The Sword, the Crown, and the Unspeakable Power: Mark Redacted ran a mini-campaign of this at Minnesota Long Con. I played the Spur, my favorite playbook, styled as a pirate queen. After she retired, I got to play the actual Queen, a Crown for the final session that my naive crown should not have possibly survived, but all my enemies took each other out in a massive Xanatos Pileup, so yay!

Timelines: I played two games of this at Gencon for Games on Demand. Both groups had a lot of fun, but the mechanics were still not quite what I wanted them to be.

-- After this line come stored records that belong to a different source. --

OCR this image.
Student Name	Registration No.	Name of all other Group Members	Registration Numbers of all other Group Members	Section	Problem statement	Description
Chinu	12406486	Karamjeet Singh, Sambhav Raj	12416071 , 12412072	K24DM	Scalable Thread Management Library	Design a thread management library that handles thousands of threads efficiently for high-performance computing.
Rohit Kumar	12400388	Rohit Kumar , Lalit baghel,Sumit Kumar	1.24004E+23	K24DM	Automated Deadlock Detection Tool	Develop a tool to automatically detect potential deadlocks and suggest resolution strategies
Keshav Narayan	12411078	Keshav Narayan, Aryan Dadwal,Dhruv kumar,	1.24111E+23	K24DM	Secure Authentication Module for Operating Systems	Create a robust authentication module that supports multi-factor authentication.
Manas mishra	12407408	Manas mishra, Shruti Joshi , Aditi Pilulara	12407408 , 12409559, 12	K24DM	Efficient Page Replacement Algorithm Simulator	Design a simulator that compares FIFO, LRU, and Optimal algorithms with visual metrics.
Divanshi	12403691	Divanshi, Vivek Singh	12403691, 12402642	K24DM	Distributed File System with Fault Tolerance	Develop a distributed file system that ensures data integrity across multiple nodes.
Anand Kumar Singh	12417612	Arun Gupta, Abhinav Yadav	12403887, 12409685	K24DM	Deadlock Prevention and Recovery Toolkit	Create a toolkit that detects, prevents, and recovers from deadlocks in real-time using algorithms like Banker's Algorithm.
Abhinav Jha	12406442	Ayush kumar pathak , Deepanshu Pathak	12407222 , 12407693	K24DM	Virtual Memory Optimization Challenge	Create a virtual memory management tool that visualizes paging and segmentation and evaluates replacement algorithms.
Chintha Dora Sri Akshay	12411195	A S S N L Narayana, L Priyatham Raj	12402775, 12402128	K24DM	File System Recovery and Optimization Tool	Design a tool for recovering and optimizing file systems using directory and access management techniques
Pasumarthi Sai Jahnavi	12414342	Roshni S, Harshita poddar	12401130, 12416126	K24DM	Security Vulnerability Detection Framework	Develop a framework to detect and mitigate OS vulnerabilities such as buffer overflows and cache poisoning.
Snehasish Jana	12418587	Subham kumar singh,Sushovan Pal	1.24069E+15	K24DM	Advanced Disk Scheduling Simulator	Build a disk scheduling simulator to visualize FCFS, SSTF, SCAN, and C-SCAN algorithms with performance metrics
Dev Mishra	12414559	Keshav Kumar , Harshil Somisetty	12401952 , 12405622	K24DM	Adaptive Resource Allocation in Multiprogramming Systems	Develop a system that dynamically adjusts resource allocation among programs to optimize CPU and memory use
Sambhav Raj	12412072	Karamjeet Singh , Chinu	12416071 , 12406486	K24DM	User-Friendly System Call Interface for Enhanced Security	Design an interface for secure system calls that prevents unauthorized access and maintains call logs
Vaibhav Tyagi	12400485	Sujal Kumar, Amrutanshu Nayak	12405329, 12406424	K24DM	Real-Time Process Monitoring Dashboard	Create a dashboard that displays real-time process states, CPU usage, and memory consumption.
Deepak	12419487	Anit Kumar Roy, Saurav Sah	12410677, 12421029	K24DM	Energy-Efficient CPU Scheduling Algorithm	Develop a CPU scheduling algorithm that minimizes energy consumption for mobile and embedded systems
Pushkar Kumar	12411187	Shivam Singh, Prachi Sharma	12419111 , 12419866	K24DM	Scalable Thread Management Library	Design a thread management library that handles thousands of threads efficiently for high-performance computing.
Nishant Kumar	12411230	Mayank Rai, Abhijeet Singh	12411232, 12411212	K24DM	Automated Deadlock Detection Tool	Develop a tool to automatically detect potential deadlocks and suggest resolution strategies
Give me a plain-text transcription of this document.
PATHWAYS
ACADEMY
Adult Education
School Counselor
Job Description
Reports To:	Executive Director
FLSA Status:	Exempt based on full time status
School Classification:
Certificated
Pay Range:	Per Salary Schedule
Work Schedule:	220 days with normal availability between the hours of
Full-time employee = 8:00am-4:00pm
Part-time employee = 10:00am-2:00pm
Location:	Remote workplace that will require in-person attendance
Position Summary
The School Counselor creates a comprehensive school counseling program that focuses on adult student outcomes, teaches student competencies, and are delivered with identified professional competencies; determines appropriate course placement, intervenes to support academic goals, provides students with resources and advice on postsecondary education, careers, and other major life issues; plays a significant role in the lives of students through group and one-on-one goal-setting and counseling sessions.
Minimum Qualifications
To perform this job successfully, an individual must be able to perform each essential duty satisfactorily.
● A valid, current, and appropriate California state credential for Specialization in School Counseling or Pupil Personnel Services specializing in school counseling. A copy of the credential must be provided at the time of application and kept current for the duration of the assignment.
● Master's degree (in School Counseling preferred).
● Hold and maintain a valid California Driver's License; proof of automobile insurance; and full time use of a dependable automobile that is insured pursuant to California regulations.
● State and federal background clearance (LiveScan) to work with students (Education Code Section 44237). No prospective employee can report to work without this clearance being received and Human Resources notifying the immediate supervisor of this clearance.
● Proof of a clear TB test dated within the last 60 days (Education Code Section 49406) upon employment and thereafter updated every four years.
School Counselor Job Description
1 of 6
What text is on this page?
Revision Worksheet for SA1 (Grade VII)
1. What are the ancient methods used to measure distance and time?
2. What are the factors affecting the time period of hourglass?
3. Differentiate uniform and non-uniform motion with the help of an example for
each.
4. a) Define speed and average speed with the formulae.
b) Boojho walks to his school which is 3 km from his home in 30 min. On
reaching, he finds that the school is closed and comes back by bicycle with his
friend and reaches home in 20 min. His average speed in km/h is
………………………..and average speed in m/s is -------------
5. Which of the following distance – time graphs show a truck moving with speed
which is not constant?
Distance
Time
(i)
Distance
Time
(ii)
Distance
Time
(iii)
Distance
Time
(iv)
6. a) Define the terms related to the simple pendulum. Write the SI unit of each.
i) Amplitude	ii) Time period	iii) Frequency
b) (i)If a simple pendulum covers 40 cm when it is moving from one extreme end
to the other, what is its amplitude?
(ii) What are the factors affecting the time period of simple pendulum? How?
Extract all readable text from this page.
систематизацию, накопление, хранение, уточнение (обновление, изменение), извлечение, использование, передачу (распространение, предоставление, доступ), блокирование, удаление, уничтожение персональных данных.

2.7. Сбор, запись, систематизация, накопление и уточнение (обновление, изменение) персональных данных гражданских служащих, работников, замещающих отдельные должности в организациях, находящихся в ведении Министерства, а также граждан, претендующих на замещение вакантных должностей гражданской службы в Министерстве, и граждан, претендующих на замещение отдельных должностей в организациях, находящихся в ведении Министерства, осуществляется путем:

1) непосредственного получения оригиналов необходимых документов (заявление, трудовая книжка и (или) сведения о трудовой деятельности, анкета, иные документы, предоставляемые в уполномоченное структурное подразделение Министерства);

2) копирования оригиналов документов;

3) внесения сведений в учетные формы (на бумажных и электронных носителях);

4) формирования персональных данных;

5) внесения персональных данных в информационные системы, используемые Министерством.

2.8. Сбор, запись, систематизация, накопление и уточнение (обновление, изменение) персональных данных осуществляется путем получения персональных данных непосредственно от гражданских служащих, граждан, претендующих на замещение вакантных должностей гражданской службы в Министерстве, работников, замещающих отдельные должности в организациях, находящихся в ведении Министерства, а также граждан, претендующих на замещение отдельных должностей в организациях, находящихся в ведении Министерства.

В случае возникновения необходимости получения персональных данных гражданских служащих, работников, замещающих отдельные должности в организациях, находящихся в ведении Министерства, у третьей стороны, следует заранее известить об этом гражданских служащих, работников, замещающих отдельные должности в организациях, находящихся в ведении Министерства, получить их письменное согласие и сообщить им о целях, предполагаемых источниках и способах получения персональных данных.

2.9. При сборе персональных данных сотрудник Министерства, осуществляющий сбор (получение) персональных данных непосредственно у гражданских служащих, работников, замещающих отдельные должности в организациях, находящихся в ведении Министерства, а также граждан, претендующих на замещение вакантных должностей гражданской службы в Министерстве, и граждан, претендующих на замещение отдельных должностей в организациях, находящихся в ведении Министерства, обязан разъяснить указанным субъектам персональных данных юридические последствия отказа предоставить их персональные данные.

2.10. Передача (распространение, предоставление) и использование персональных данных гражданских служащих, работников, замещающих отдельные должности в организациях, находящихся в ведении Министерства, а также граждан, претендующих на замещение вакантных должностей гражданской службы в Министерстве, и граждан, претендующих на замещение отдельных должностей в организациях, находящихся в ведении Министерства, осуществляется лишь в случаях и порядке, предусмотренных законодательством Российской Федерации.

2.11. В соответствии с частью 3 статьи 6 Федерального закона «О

Trail of Cthulhu: I played a one-shot at Gamehole, which went the way all my previous gumshoe games have gone, in that the game is great fun until you have to engage the combat system, at which point everything grinds to a halt.

We’ve Got to Talk About Todd: A game about four people, having a conversation about a person who isn’t there, by people who really should have figured this out months ago.

World of Darkness (Mortals) A short campaign featuring FBI agents in far over their heads, where I played a gun-safety obsessed agent who badly wanted to retire, but had too many cultists to shoot.

Zweihander: One of the few games Tim and I played together at Games on Demand, essentially a WHFRP clone. Not bad, if that’s what you’re into, but this session was pretty painful, with things stretched out waaay too long. Like an hour spent trying to get a heavy thing out of a hole.

Twenty-seven games. I just KNOW I’m missing some, and it bothers me that I can’t place them.